またも沈黙を破ったのは、ユキヒトだった。
「……あの時、ツナギの奴と一緒に死にたかったのかよ?」
予想していなかった問いに、アキラは目を見開いた。目を細めて、川の対岸に視線を投げる。脳裏を人のよさそうな笑顔が過ぎった。
もう、見られない。
「……わからない」
俯いたアキラは小さな声を絞り出し、弱々しく首を振った。隣からユキヒトの視線を感じていたが、顔を上げることができなかった。ユキヒトもそれ以上何かを言う様子はなかった。
「あんまり思い詰めるな」
「……」
小さな溜息に続いて、優しい声音が耳を撫でた。顔を上げて、ユキヒトを見ると、困ったような、寂しいような表情でアキラを見つめていた。

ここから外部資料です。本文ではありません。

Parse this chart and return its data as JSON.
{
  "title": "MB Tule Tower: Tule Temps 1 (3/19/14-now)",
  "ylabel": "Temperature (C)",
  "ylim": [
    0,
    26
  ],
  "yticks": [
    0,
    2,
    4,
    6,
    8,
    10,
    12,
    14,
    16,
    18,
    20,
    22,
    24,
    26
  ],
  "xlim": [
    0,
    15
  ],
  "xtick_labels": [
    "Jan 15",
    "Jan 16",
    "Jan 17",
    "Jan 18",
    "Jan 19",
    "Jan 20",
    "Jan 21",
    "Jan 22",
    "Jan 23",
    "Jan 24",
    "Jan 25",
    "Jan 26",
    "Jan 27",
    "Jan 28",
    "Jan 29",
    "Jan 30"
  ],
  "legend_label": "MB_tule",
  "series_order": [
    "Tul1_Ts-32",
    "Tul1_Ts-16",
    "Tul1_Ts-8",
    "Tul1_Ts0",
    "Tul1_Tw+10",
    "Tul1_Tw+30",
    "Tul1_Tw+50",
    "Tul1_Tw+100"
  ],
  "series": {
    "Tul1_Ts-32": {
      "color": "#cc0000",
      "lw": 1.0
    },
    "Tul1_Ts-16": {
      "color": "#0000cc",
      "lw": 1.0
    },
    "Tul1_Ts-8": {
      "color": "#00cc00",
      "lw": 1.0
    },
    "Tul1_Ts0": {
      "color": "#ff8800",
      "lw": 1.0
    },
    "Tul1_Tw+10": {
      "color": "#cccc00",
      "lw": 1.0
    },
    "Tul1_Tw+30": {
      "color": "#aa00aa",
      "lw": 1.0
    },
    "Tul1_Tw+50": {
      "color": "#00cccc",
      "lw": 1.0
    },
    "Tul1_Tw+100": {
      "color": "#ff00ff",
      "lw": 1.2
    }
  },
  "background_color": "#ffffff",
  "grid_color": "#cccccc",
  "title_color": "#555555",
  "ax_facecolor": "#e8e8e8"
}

「誰も責めてない。あのツナギの奴も……トウヤも。お前は悪くない」
その言葉を聞いて、不意に泣きたくなった。洪水のように溢れ出しそうな感情を、アキラは唇を噛み締めて堪えた。
「でも、俺は、……」
「……そんなに余計な責任感じてるなら、手伝え」
「……?」
ユキヒトの言葉の意味がわからず、首を傾げる。ユキヒトは立ち上がると、更に土手を下って川べりに向かって歩いた。
「俺はトシマで別れたチームの仲間を捜す。みんなトシマからきっと脱け出してるはずだ。もちろん、トウヤも。お前も一緒に捜せ」
「……」
「それで、トウヤの愚痴とか、酒とか、死にたくなるぐらい付き合ってやれ。それで勝手に償った気になれ。そうしたら、お前も気が済むだろ?」
振り返ったユキヒトが悪戯っぽい笑みを浮かべる。真紅の髪が背景の夕日に溶けてますます鮮やかな色として、瞬いたアキラの瞳に焼きついた。
――だから、しっかり生きろ。
そう言われた気がした。胸の奥にずっしりと溜まっていた黒い澱が灰のようにさらさらと消えていくように感じた。